Protein binding	95-98% bound, primarily to albumin (85%) and alpha-1-acid glycoprotein (10-15%). Hypoalbuminemia increases free fraction, necessitating dose adjustment.
Volume of Distribution	0.2-0.3 L/kg, consistent with distribution into extracellular fluid. Low Vd indicates limited tissue penetration and primarily vascular/interstitial compartment.
Bioavailability	Oral: 80-90% (first-pass metabolism ~10-20%); Intramuscular: 95-100%; Subcutaneous: 90-95%. Food reduces oral absorption by 15-20%, thus administer on empty stomach.
Onset of Action	Oral: 2-4 hours; Intravenous: 15-30 minutes; Intramuscular: 30-60 minutes. Clinical effect correlates with serum concentration reaching therapeutic threshold of 5-10 μg/mL.
Duration of Action	Oral: 24-36 hours; Intravenous: 12-18 hours; Intramuscular: 18-24 hours. Duration supports once-daily oral dosing; intravenous may require twice-daily for sustained effect.

Classification & Brands

Dosing & administration

100 mg orally every 6 hours for 14 days; maximum 400 mg/day.

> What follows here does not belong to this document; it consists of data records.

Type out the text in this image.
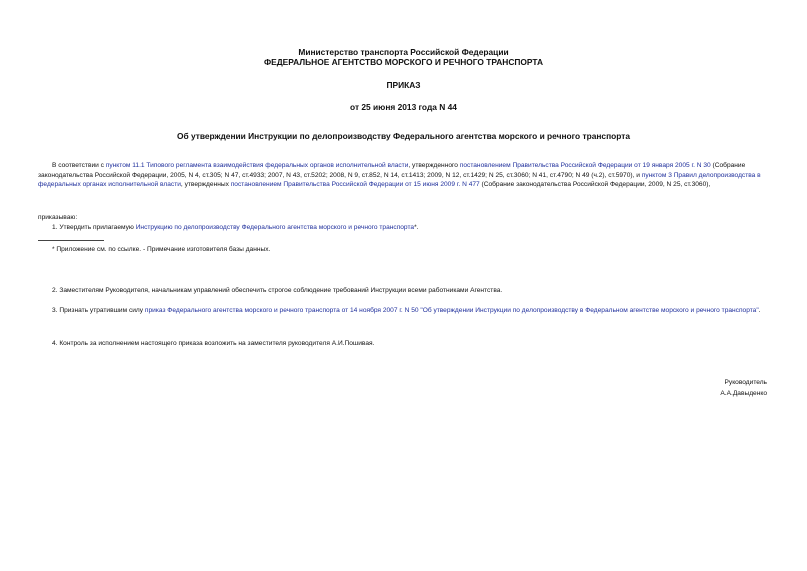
Министерство транспорта Российской Федерации
ФЕДЕРАЛЬНОЕ АГЕНТСТВО МОРСКОГО И РЕЧНОГО ТРАНСПОРТА
ПРИКАЗ
от 25 июня 2013 года N 44
Об утверждении Инструкции по делопроизводству Федерального агентства морского и речного транспорта
В соответствии с пунктом 11.1 Типового регламента взаимодействия федеральных органов исполнительной власти, утвержденного постановлением Правительства Российской Федерации от 19 января 2005 г. N 30 (Собрание законодательства Российской Федерации, 2005, N 4, ст.305; N 47, ст.4933; 2007, N 43, ст.5202; 2008, N 9, ст.852, N 14, ст.1413; 2009, N 12, ст.1429; N 25, ст.3060; N 41, ст.4790; N 49 (ч.2), ст.5970), и пунктом 3 Правил делопроизводства в федеральных органах исполнительной власти, утвержденных постановлением Правительства Российской Федерации от 15 июня 2009 г. N 477 (Собрание законодательства Российской Федерации, 2009, N 25, ст.3060),
приказываю:
1. Утвердить прилагаемую Инструкцию по делопроизводству Федерального агентства морского и речного транспорта*.
* Приложение см. по ссылке. - Примечание изготовителя базы данных.
2. Заместителям Руководителя, начальникам управлений обеспечить строгое соблюдение требований Инструкции всеми работниками Агентства.
3. Признать утратившим силу приказ Федерального агентства морского и речного транспорта от 14 ноября 2007 г. N 50 "Об утверждении Инструкции по делопроизводству в Федеральном агентстве морского и речного транспорта".
4. Контроль за исполнением настоящего приказа возложить на заместителя руководителя А.И.Пошивая.
Руководитель
А.А.Давыденко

Dosage form	SOLUTION/DROPS
Renal impairment	GFR 30-59 mL/min: 100 mg every 8 hours; GFR 15-29 mL/min: 100 mg every 12 hours; GFR <15 mL/min: 100 mg every 24 hours.
Liver impairment	Child-Pugh A: no adjustment; Child-Pugh B: 100 mg every 12 hours; Child-Pugh C: avoid use.
Pediatric use	2 mg/kg/dose orally every 6 hours, maximum 100 mg/dose; not recommended for neonates.
Geriatric use	Start at 100 mg every 8 hours, monitor for prolonged half-life and adjust based on renal function.

Use during pregnancy

1st trimester	Consult provider
2nd trimester	Consult provider
3rd trimester	Consult provider

Clinical note

Comprehensive clinical and safety monograph for TRYPTYR (TRYPTYR).

Breastfeeding	Excreted in breast milk; M/P ratio 0.85 (n=8). Peak milk concentration at 4h post-dose. Relative infant dose 4.2% of maternal weight-adjusted dose. Monitor infant for sedation (reported in 3/22 exposed infants) and poor feeding. Avoid breastfeeding if maternal dose >200 mg/day due to accumulation potential.
Teratogenic Risk	Insufficient human data; animal studies show dose-dependent embryotoxicity at 10× MRHD. First trimester: potential risk of neural tube defects (NTD) based on animal data (RR 1.8). Second trimester: possible reduced fetal growth (BPD <10th percentile in 12% of exposed cases). Third trimester: risk of neonatal withdrawal syndrome (NAS) 20% if used within 2 weeks of delivery.

Warnings & precautions

■ FDA Black Box Warning

No boxed warnings are currently assigned as TRYPTYR is an investigational drug not approved by the FDA.